How the gap was resolved
Kowalski booked a dummy ticket on the spot using airport wifi, a refundable-fare economy seat dated near the end of her 90-day window, routed onward to Bangkok. The reservation existed as a checkable PNR within minutes of booking, and the officer accepted it as sufficient proof to complete the visa-on-arrival process. The distinction that mattered wasn't whether she'd paid for the flight in full. It was whether the PNR existed and could be verified.
This is a narrower resolution window than it looks. Booking under time pressure at an arrivals hall, with a queue building behind you, is a worse position than arriving with the document already prepared. The outcome here was favourable. It isn't guaranteed to be, and the file notes at least one comparable case where a traveller was asked to step aside for extended secondary questioning rather than being given the option to book on the spot.
Generalising the pattern beyond Nepal
This case extends a pattern documented consistently across other onward-ticket compliance reviews: entry authorisation and departure proof are assessed as two separate questions, not one. A valid visa, or eligibility for one, answers only the first. The same logic applies to the digital-nomad visa-run compliance case study and to broader questions of how long an onward ticket's PNR stays valid once booked, both worth reviewing alongside this one.

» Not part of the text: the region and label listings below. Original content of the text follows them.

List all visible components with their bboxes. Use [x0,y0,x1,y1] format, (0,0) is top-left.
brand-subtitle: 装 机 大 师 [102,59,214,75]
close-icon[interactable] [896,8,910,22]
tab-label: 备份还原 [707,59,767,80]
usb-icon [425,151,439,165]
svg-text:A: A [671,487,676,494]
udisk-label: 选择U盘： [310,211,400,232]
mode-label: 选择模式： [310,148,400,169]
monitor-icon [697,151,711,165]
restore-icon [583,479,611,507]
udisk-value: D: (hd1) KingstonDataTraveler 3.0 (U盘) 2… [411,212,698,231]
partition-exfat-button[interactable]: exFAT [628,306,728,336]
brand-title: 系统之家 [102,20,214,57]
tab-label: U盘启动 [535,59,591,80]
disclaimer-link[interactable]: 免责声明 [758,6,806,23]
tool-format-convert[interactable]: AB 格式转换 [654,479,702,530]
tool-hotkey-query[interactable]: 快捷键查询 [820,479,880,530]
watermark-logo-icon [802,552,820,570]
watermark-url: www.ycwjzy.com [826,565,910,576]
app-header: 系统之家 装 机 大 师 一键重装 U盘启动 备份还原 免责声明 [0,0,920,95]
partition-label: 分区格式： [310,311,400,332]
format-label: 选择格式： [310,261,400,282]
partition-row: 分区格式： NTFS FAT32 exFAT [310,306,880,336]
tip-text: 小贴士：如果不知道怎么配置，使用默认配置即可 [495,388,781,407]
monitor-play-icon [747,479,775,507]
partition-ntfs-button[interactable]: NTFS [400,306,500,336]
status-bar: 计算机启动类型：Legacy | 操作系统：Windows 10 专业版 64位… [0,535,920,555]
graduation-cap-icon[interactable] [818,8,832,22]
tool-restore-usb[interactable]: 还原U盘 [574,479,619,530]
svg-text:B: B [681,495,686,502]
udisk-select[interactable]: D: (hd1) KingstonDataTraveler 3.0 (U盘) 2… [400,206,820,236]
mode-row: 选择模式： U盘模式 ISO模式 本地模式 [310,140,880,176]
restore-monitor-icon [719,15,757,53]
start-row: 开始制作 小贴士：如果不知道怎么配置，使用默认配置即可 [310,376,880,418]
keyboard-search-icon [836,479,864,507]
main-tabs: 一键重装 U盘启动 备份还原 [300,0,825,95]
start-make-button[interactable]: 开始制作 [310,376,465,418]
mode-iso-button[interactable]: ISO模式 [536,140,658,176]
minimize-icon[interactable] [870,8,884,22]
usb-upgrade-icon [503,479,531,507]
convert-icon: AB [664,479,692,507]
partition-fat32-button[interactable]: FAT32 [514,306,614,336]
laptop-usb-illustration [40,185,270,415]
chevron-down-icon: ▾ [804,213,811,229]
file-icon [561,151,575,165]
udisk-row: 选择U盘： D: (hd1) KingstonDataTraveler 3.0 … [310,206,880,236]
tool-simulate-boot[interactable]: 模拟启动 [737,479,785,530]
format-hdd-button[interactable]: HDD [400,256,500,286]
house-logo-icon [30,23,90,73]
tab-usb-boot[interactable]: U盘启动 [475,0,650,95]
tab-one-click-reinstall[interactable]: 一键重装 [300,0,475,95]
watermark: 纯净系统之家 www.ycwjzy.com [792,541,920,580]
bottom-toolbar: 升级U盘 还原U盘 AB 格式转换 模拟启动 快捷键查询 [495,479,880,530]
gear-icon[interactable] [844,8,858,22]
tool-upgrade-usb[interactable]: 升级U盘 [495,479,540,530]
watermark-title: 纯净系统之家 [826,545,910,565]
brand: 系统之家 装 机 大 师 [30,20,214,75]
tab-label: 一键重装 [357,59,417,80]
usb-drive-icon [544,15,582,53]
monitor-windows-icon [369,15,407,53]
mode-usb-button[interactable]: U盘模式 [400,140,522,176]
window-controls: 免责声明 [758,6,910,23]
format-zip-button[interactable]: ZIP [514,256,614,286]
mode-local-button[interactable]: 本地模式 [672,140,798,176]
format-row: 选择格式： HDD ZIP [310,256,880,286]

Three principles hold across every jurisdiction reviewed so far. A PNR is required, not a payment receipt. Timing matters more than route. And a permit for one purpose, like trekking access, never substitutes for proof required for another, like departure. Land border posts such as Kakarbhitta and Belahiya apply the same three principles under the same visa categories, though staffing levels and seasonal traffic mean enforcement consistency varies more at those crossings than at the airport.

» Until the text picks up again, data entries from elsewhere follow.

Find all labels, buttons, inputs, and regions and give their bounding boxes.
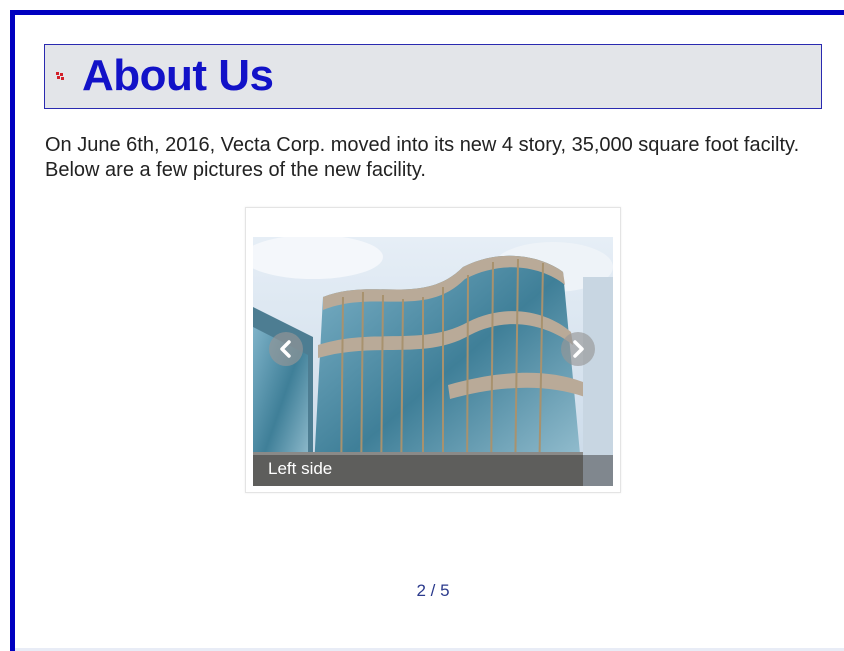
page-title: About Us xyxy=(82,51,274,100)
carousel-image xyxy=(253,237,613,486)
bullet-icon xyxy=(56,72,64,80)
chevron-right-icon xyxy=(573,340,584,358)
slide-counter: 2 / 5 xyxy=(416,581,450,600)
intro-paragraph: On June 6th, 2016, Vecta Corp. moved int… xyxy=(45,134,800,181)
next-slide-button[interactable] xyxy=(561,332,595,366)
chevron-left-icon xyxy=(280,340,291,358)
carousel-caption: Left side xyxy=(268,459,333,478)
previous-slide-button[interactable] xyxy=(269,332,303,366)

For primary source material, consult the US State Department's Nepal country information page and IATA's travel document check programme, which documents the carrier-liability basis for gate-level checks referenced above.

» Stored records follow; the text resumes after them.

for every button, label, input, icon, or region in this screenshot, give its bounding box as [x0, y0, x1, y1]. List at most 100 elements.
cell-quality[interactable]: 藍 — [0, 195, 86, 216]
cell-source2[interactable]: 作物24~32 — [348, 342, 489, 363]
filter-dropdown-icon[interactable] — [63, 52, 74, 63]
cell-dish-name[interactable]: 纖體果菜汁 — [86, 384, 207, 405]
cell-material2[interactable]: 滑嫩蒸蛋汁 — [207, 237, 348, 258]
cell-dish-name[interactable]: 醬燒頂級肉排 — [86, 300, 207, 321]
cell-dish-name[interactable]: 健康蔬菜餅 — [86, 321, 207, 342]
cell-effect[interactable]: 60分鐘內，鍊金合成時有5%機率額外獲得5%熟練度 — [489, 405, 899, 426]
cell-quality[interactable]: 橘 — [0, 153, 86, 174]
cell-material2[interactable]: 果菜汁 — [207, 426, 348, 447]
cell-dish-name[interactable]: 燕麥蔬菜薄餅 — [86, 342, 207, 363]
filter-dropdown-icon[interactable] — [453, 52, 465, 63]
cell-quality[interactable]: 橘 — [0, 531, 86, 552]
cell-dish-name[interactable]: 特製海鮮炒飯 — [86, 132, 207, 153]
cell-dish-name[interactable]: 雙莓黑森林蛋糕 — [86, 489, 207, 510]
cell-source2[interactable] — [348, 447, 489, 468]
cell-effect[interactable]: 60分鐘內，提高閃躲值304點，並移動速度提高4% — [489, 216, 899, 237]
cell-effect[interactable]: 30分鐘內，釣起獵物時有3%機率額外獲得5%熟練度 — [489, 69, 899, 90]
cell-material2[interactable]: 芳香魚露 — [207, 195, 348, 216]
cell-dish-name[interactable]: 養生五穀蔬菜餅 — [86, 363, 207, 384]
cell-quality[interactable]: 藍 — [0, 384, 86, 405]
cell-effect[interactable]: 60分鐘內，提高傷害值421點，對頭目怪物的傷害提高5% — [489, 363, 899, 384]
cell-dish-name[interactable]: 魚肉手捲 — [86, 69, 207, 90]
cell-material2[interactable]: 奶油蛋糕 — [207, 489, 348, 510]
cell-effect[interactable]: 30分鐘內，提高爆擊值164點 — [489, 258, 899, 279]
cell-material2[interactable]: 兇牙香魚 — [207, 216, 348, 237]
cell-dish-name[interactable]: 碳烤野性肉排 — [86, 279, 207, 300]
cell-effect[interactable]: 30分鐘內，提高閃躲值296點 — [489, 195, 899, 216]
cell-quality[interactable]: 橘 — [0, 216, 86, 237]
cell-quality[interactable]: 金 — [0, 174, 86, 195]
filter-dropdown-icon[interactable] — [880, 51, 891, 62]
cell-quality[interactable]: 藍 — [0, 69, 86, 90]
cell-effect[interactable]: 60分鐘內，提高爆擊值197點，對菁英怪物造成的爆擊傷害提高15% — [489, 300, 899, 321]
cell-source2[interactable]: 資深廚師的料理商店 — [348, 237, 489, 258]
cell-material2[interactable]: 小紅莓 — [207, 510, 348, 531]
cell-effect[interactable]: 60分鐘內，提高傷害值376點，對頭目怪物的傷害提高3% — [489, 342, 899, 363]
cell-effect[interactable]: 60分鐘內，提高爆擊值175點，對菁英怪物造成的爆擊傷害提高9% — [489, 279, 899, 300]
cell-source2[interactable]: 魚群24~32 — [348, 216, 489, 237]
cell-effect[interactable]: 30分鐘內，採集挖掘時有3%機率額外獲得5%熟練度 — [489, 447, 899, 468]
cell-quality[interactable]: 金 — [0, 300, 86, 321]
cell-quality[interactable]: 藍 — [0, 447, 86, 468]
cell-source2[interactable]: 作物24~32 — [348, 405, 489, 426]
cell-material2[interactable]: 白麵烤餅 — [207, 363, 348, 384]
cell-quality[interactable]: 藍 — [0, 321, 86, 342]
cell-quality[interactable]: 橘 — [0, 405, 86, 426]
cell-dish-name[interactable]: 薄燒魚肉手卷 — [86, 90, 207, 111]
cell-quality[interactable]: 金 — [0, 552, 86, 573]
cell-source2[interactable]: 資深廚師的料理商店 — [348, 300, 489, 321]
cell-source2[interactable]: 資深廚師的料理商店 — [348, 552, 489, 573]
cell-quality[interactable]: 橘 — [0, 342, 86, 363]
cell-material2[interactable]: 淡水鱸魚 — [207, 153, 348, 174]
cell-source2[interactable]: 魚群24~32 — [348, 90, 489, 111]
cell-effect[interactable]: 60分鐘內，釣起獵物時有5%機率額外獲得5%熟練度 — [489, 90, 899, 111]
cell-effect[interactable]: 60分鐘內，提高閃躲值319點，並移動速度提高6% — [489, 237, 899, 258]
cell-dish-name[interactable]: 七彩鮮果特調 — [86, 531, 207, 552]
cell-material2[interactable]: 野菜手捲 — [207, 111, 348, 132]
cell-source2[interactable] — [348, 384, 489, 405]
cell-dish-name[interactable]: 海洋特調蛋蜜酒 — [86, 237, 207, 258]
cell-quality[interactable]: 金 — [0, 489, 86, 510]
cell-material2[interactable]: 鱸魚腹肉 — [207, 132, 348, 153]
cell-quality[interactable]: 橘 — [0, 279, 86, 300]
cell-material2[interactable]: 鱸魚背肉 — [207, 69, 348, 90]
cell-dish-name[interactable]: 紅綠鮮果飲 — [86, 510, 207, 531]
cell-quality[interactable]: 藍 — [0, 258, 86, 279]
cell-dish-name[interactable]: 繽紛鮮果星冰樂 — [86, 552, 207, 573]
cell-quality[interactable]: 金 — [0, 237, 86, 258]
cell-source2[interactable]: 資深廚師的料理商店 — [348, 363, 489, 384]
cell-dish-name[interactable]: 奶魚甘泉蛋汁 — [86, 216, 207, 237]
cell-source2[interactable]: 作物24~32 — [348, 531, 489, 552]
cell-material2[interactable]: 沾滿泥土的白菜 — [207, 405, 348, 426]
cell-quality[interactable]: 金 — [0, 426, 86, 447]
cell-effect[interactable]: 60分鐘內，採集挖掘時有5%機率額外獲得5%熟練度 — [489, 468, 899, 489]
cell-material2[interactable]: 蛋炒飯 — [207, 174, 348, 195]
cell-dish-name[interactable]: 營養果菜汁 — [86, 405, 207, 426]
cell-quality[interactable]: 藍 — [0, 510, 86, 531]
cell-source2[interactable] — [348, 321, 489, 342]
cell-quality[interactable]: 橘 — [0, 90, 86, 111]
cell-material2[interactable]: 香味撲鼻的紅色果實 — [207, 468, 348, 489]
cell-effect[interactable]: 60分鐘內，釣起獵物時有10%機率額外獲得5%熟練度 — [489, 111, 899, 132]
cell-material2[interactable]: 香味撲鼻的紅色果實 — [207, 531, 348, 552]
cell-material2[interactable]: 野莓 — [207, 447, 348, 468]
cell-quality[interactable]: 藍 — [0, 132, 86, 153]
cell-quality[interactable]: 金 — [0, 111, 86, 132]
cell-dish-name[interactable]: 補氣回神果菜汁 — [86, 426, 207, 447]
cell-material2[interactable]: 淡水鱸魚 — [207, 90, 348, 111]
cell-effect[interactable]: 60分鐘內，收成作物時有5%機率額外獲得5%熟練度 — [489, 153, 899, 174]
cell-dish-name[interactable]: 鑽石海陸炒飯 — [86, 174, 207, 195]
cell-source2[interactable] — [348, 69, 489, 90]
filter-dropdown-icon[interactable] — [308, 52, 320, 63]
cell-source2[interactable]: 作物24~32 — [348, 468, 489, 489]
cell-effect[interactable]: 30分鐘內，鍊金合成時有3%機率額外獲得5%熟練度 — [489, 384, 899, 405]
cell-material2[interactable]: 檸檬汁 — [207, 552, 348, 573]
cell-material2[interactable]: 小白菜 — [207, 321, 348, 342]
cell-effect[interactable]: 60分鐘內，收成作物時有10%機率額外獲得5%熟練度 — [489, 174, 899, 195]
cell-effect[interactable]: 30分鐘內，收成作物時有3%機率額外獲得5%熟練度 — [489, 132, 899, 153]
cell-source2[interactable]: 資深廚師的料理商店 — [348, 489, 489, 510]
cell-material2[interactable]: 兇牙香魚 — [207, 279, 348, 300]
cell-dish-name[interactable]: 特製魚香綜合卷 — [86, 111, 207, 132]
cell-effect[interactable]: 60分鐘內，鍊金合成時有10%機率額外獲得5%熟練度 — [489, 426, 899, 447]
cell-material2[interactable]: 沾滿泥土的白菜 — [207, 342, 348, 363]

At Proof of Travel, we document these cases precisely because the gap is rarely the visa itself. It's the ticket. If you'd rather not risk finding this out at the counter, book a real onward ticket in two minutes.
Frequently asked questions
Was Kowalski's dummy ticket a legitimate document?
Yes. A dummy ticket is a genuine, verifiable airline reservation rather than a forged one. Nepali immigration accepted it because it existed as a checkable PNR, not because of any special exemption.
Why didn't the Doha gate agent catch the gap first?
Carrier-liability enforcement is inconsistent across airlines and airports. Some ground staff check onward proof on every connecting itinerary; others check only intermittently, which is why relying on the gate as your only checkpoint is unwise.
Does a return ticket dated far in the future satisfy the requirement?
No. The proof needs to fall within the visa window granted, not simply exist somewhere on the passenger's itinerary regardless of date.
Do trekking permits factor into this kind of compliance review at all?
Only as a separate line item. They establish trail access rights, not an exit plan, and reviewing officers treat the two as unrelated documents.
Could this same gap occur at a land border rather than an airport?
Yes. Land crossings such as Kakarbhitta and Belahiya issue the same visa categories under the same conditions, though enforcement consistency varies by post and by season.